A maioria das pessoas ainda enxerga IA como software. Mas os líderes mais estratégicos do setor já entenderam que inteligência artificial virou infraestrutura. E infraestrutura exige outra mentalidade: governança, previsibilidade, gestão de risco, disciplina institucional, capacidade regulatória e confiança pública.

É exatamente por isso que o debate sobre AI Safety deixou de ser apenas filosófico e começou a se transformar em mercado. Segundo estimativas da McKinsey & Company, a inteligência artificial generativa pode adicionar entre US$ 2,6 trilhões e US$ 4,4 trilhões por ano à economia global.

Ao mesmo tempo, relatórios do World Economic Forum apontam que governança, segurança e confiabilidade serão fatores centrais para adoção em larga escala da IA por governos e grandes empresas.

Isso ajuda a explicar por que empresas como Amazon e Google decidiram investir bilhões justamente em uma companhia que posicionou segurança como parte do produto, e não como limitação operacional.

Durante anos, o Vale do Silício tratou segurança como obstáculo. Agora começou a descobrir que segurança talvez seja o próprio produto. E talvez essa seja a sofisticação empresarial mais subestimada da nova economia.

A Anthropic transformou segurança, algo tradicionalmente tratado como freio operacional, em diferencial competitivo. Enquanto outras empresas vendiam potência, a Anthropic começou a vender confiança. E confiança, hoje, vale bilhões. Principalmente em mercados onde ninguém sabe exatamente quais serão os impactos da tecnologia daqui cinco anos.

Existe outro ponto importante na trajetória de Daniela que o mercado ainda discute pouco: ela representa uma nova geração de liderança que entende que empresas não são apenas sistemas financeiros. São sistemas humanos.

Talvez por isso sua formação em humanas tenha se tornado tão poderosa em um ambiente dominado por engenheiros. Porque no fim do dia, inteligência artificial continua sendo sobre comportamento humano: medo, linguagem, influência, ética, coordenação, poder e tomada de decisão.

As empresas que ignorarem isso provavelmente vão construir tecnologias cada vez mais sofisticadas e organizações cada vez mais frágeis.

O mais curioso é que Daniela nunca construiu relevância tentando parecer protagonista. Ela construiu criando estrutura. Esse é um erro clássico de muitos empreendedores hoje:
confundir visibilidade com importância.

Daniela não virou uma das mulheres mais poderosas da inteligência artificial porque apareceu mais. Ela virou porque aprendeu a operar complexidade. E operar complexidade talvez seja a habilidade mais valiosa da nova economia.

Segundo rankings recentes da Fortune, da Time e da Forbes, Daniela Amodei já figura entre as lideranças mais influentes da inteligência artificial global. A valorização acelerada da Anthropic também transformou seus fundadores em bilionários em poucos anos. Mas talvez o dado mais relevante nem seja financeiro. É cultural.

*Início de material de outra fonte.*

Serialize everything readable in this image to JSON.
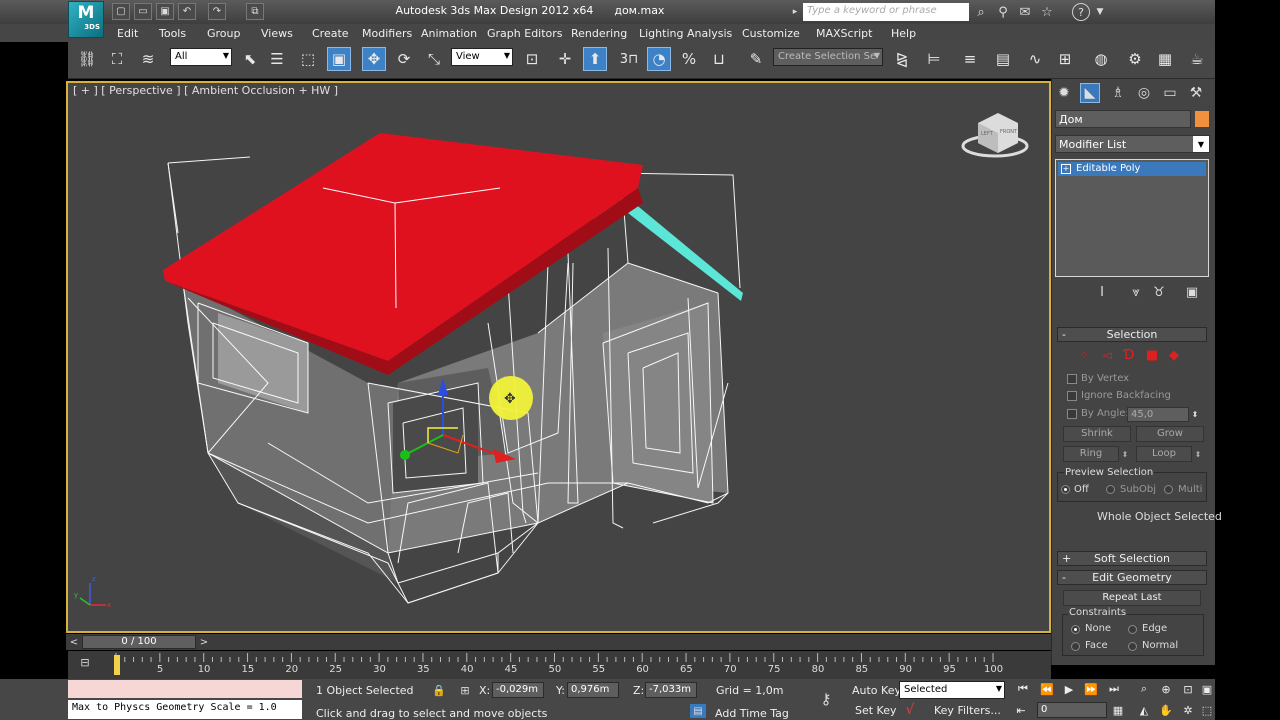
{
  "window": {
    "title": "Autodesk 3ds Max Design 2012 x64",
    "filename": "дом.max",
    "logo": "3DS",
    "logo_main": "M",
    "search_placeholder": "Type a keyword or phrase"
  },
  "menu": [
    "Edit",
    "Tools",
    "Group",
    "Views",
    "Create",
    "Modifiers",
    "Animation",
    "Graph Editors",
    "Rendering",
    "Lighting Analysis",
    "Customize",
    "MAXScript",
    "Help"
  ],
  "toolbar": {
    "selection_filter": "All",
    "ref_coord": "View",
    "snap_label": "3",
    "named_selection": "Create Selection Se"
  },
  "viewport": {
    "label": "[ + ] [ Perspective ] [ Ambient Occlusion + HW ]",
    "viewcube_left": "LEFT",
    "viewcube_front": "FRONT",
    "axis_x": "x",
    "axis_y": "y",
    "axis_z": "z",
    "roof_color": "#e0111f",
    "frame_color": "#d7b23a",
    "wire_color": "#ffffff",
    "gable_color": "#5ce6d8"
  },
  "command_panel": {
    "object_name": "Дом",
    "object_color": "#f0913f",
    "modifier_list": "Modifier List",
    "stack_item": "Editable Poly",
    "selection": {
      "title": "Selection",
      "by_vertex": "By Vertex",
      "ignore_backfacing": "Ignore Backfacing",
      "by_angle": "By Angle:",
      "angle_value": "45,0",
      "shrink": "Shrink",
      "grow": "Grow",
      "ring": "Ring",
      "loop": "Loop",
      "preview_title": "Preview Selection",
      "preview_off": "Off",
      "preview_subobj": "SubObj",
      "preview_multi": "Multi",
      "status": "Whole Object Selected"
    },
    "soft_selection": "Soft Selection",
    "edit_geometry": {
      "title": "Edit Geometry",
      "repeat_last": "Repeat Last",
      "constraints": "Constraints",
      "none": "None",
      "edge": "Edge",
      "face": "Face",
      "normal": "Normal"
    }
  },
  "timeline": {
    "frame": "0 / 100",
    "prev": "<",
    "next": ">",
    "ticks": [
      "5",
      "10",
      "15",
      "20",
      "25",
      "30",
      "35",
      "40",
      "45",
      "50",
      "55",
      "60",
      "65",
      "70",
      "75",
      "80",
      "85",
      "90",
      "95",
      "100"
    ]
  },
  "status": {
    "maxscript_output": "Max to Physcs Geometry Scale = 1.0",
    "selection_count": "1 Object Selected",
    "prompt": "Click and drag to select and move objects",
    "x_label": "X:",
    "x_value": "-0,029m",
    "y_label": "Y:",
    "y_value": "0,976m",
    "z_label": "Z:",
    "z_value": "-7,033m",
    "grid": "Grid = 1,0m",
    "add_time_tag": "Add Time Tag",
    "auto_key": "Auto Key",
    "set_key": "Set Key",
    "key_mode": "Selected",
    "key_filters": "Key Filters...",
    "current_frame": "0"
  }
}
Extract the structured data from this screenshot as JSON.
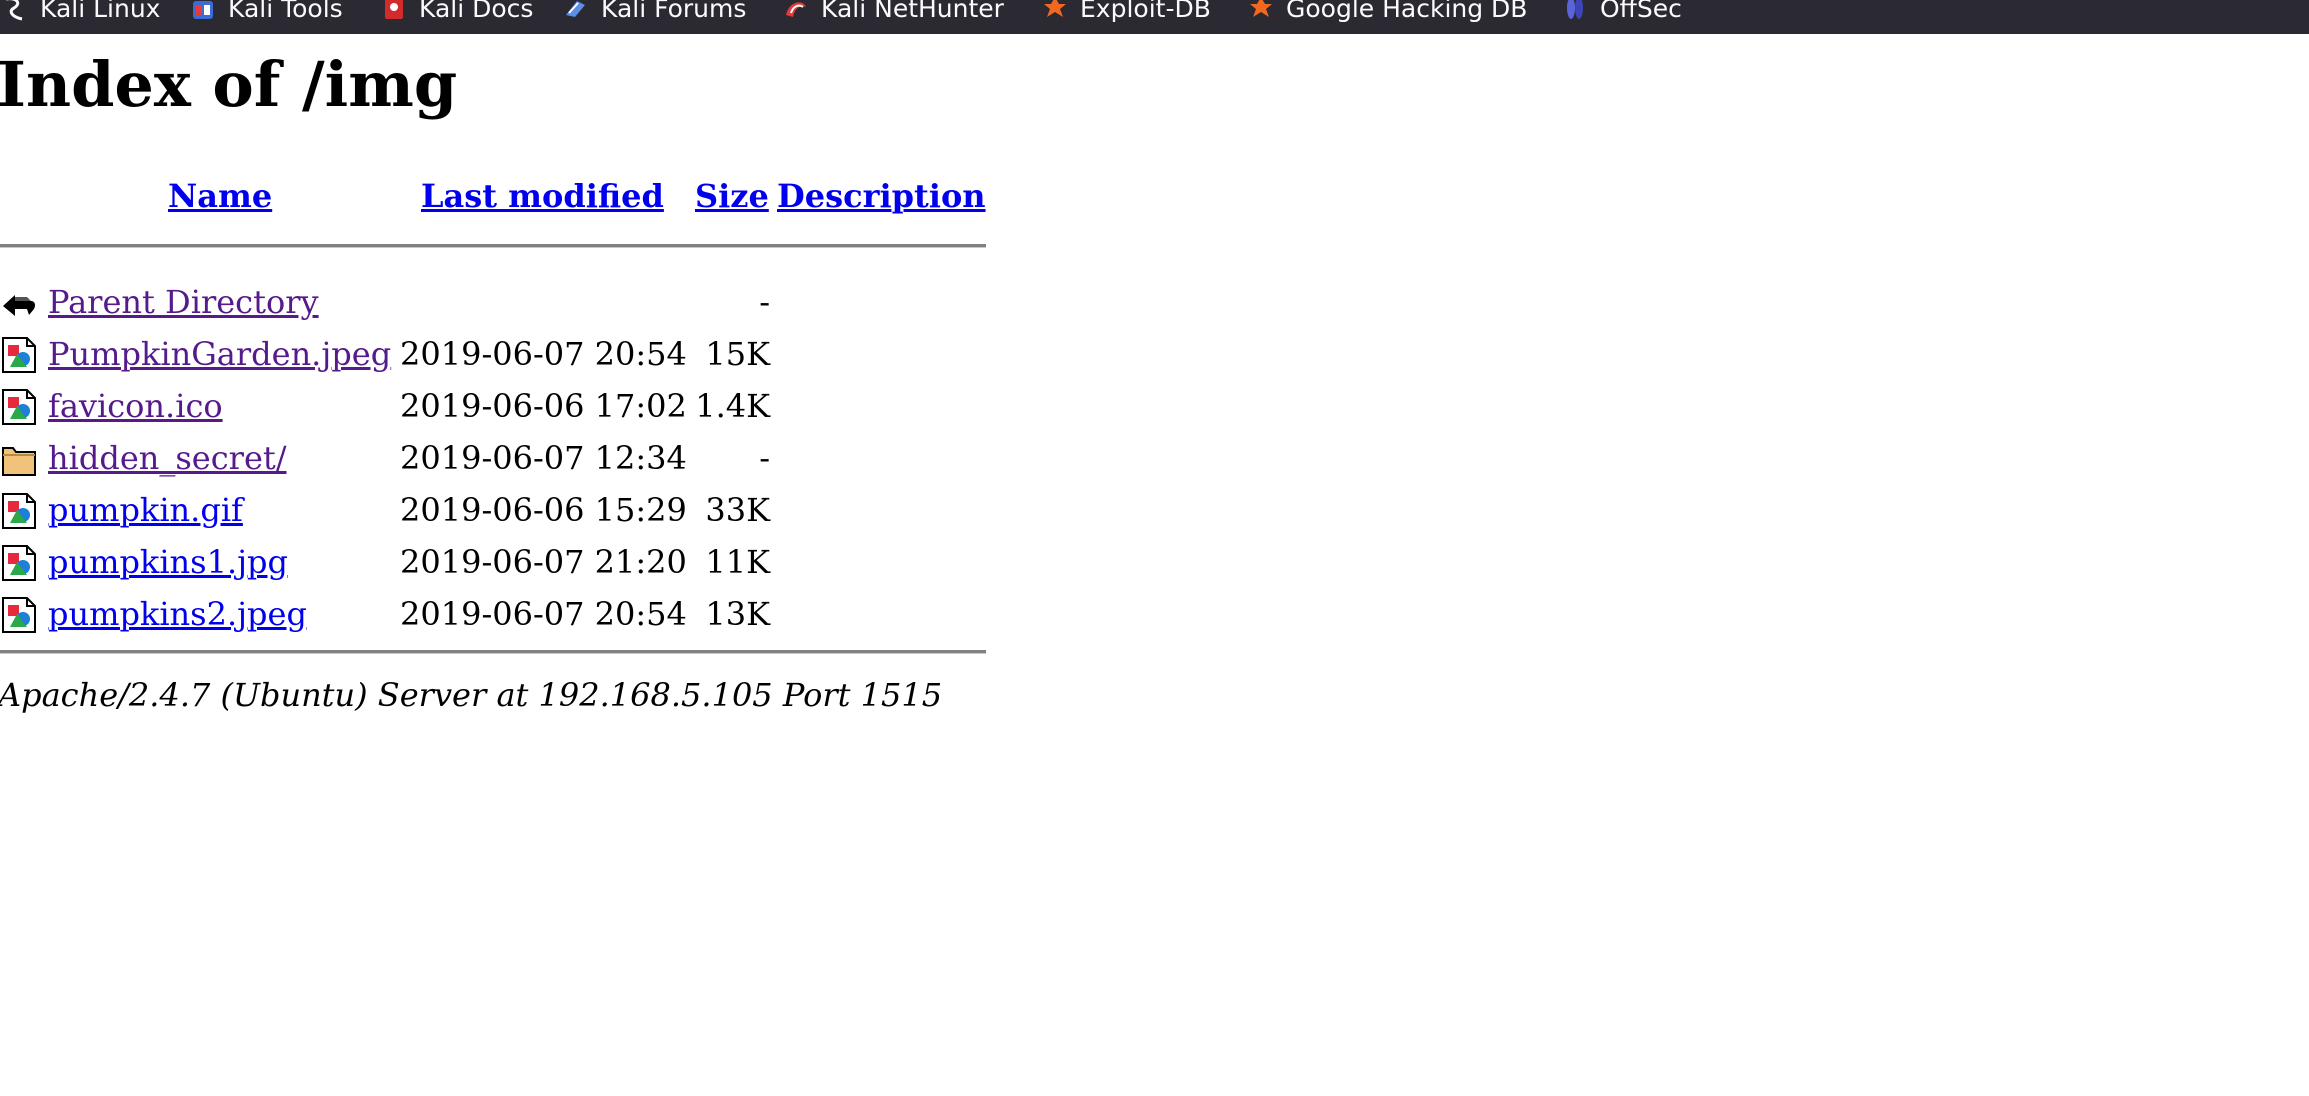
{
  "bookmarks": [
    {
      "label": "Kali Linux",
      "icon": "kali-dragon-icon"
    },
    {
      "label": "Kali Tools",
      "icon": "kali-tools-icon"
    },
    {
      "label": "Kali Docs",
      "icon": "kali-docs-icon"
    },
    {
      "label": "Kali Forums",
      "icon": "kali-forums-icon"
    },
    {
      "label": "Kali NetHunter",
      "icon": "kali-nethunter-icon"
    },
    {
      "label": "Exploit-DB",
      "icon": "exploit-db-icon"
    },
    {
      "label": "Google Hacking DB",
      "icon": "ghdb-icon"
    },
    {
      "label": "OffSec",
      "icon": "offsec-icon"
    }
  ],
  "page": {
    "title": "Index of /img",
    "columns": {
      "name": "Name",
      "last_modified": "Last modified",
      "size": "Size",
      "description": "Description"
    },
    "rows": [
      {
        "name": "Parent Directory",
        "modified": "",
        "size": "-",
        "icon": "back-arrow-icon",
        "visited": true
      },
      {
        "name": "PumpkinGarden.jpeg",
        "modified": "2019-06-07 20:54",
        "size": "15K",
        "icon": "image-file-icon",
        "visited": true
      },
      {
        "name": "favicon.ico",
        "modified": "2019-06-06 17:02",
        "size": "1.4K",
        "icon": "image-file-icon",
        "visited": true
      },
      {
        "name": "hidden_secret/",
        "modified": "2019-06-07 12:34",
        "size": "-",
        "icon": "folder-icon",
        "visited": true
      },
      {
        "name": "pumpkin.gif",
        "modified": "2019-06-06 15:29",
        "size": "33K",
        "icon": "image-file-icon",
        "visited": false
      },
      {
        "name": "pumpkins1.jpg",
        "modified": "2019-06-07 21:20",
        "size": "11K",
        "icon": "image-file-icon",
        "visited": false
      },
      {
        "name": "pumpkins2.jpeg",
        "modified": "2019-06-07 20:54",
        "size": "13K",
        "icon": "image-file-icon",
        "visited": false
      }
    ],
    "footer": "Apache/2.4.7 (Ubuntu) Server at 192.168.5.105 Port 1515"
  },
  "colors": {
    "link": "#0000ee",
    "visited_link": "#551a8b",
    "toolbar_bg": "#2b2a33",
    "toolbar_text": "#fbfbfe"
  }
}
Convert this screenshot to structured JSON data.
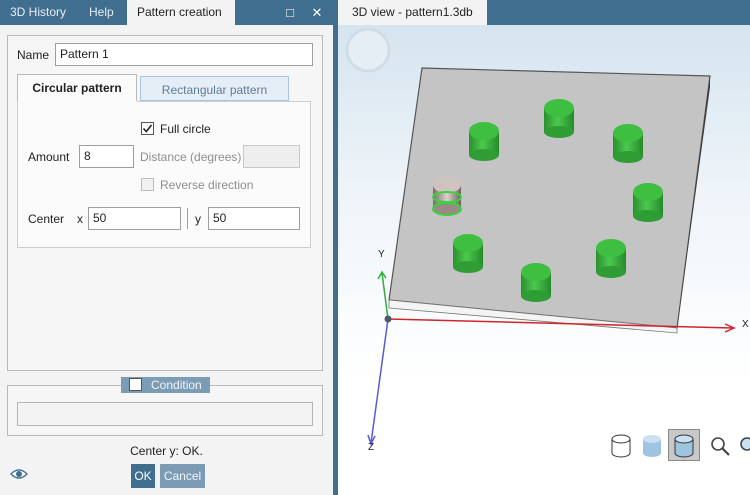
{
  "left_tabs": [
    {
      "label": "3D History"
    },
    {
      "label": "Help"
    },
    {
      "label": "Pattern creation"
    }
  ],
  "window_buttons": {
    "maximize": "□",
    "close": "✕"
  },
  "form": {
    "name_label": "Name",
    "name_value": "Pattern 1",
    "tabs": [
      {
        "label": "Circular pattern",
        "active": true
      },
      {
        "label": "Rectangular pattern",
        "active": false
      }
    ],
    "full_circle_label": "Full circle",
    "full_circle_checked": true,
    "amount_label": "Amount",
    "amount_value": "8",
    "distance_label": "Distance (degrees)",
    "distance_value": "",
    "reverse_label": "Reverse direction",
    "reverse_checked": false,
    "center_label": "Center",
    "x_label": "x",
    "x_value": "50",
    "y_label": "y",
    "y_value": "50"
  },
  "condition": {
    "label": "Condition",
    "checked": false,
    "value": ""
  },
  "status_text": "Center y: OK.",
  "buttons": {
    "ok": "OK",
    "cancel": "Cancel"
  },
  "view": {
    "tab_label": "3D view - pattern1.3db",
    "axes": {
      "x": "X",
      "y": "Y",
      "z": "Z"
    },
    "axis_colors": {
      "x": "#d0262b",
      "y": "#2fae3b",
      "z": "#5b5bd0"
    },
    "cylinder_count": 8,
    "cylinder_color": "#37b23a",
    "selected_cylinder_color": "#9a8a86",
    "plate_color": "#c4c4c4",
    "toolbar_icons": [
      "wireframe-icon",
      "shaded-icon",
      "shaded-edges-icon",
      "zoom-icon",
      "zoom-all-icon"
    ]
  },
  "colors": {
    "accent": "#3f6e8f"
  }
}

Porque Daniela Amodei simboliza uma ruptura importante no imaginário do Vale do Silício: a ideia de que o futuro pertence apenas aos fundadores mais barulhentos, mais agressivos e mais rápidos.

Hoje, o mercado começa a perceber algo muito mais profundo: uma empresa consegue crescer com energia. Mas só consegue durar com estrutura. E isso muda completamente a lógica do capitalismo tecnológico.

A próxima guerra da inteligência artificial talvez não seja vencida pela empresa que desenvolver o algoritmo mais poderoso. Mas pela empresa que conseguir convencer governos, empresas e sociedades inteiras de que sua tecnologia pode ser usada sem colocar o mundo em risco.

E isso explica por que o Claude AI, da Anthropic, deixou de ser apenas mais um concorrente do ChatGPT e passou a representar uma disputa muito maior: quem será capaz de construir a infraestrutura de confiança da nova economia digital.

Claro, a Anthropic também enfrenta críticas. Parte do mercado questiona o uso estratégico do discurso de segurança como ferramenta competitiva e o avanço das grandes empresas de IA sobre áreas militares, regulatórias e geopolíticas. Mas isso apenas reforça o tamanho da transformação em curso: inteligência artificial deixou de ser apenas tecnologia. Virou disputa de poder econômico global.

Porque estamos entrando em uma nova era. Uma era em que não vence apenas quem cria o futuro mais rápido. Vence quem consegue construir um futuro que as pessoas aceitem viver dentro.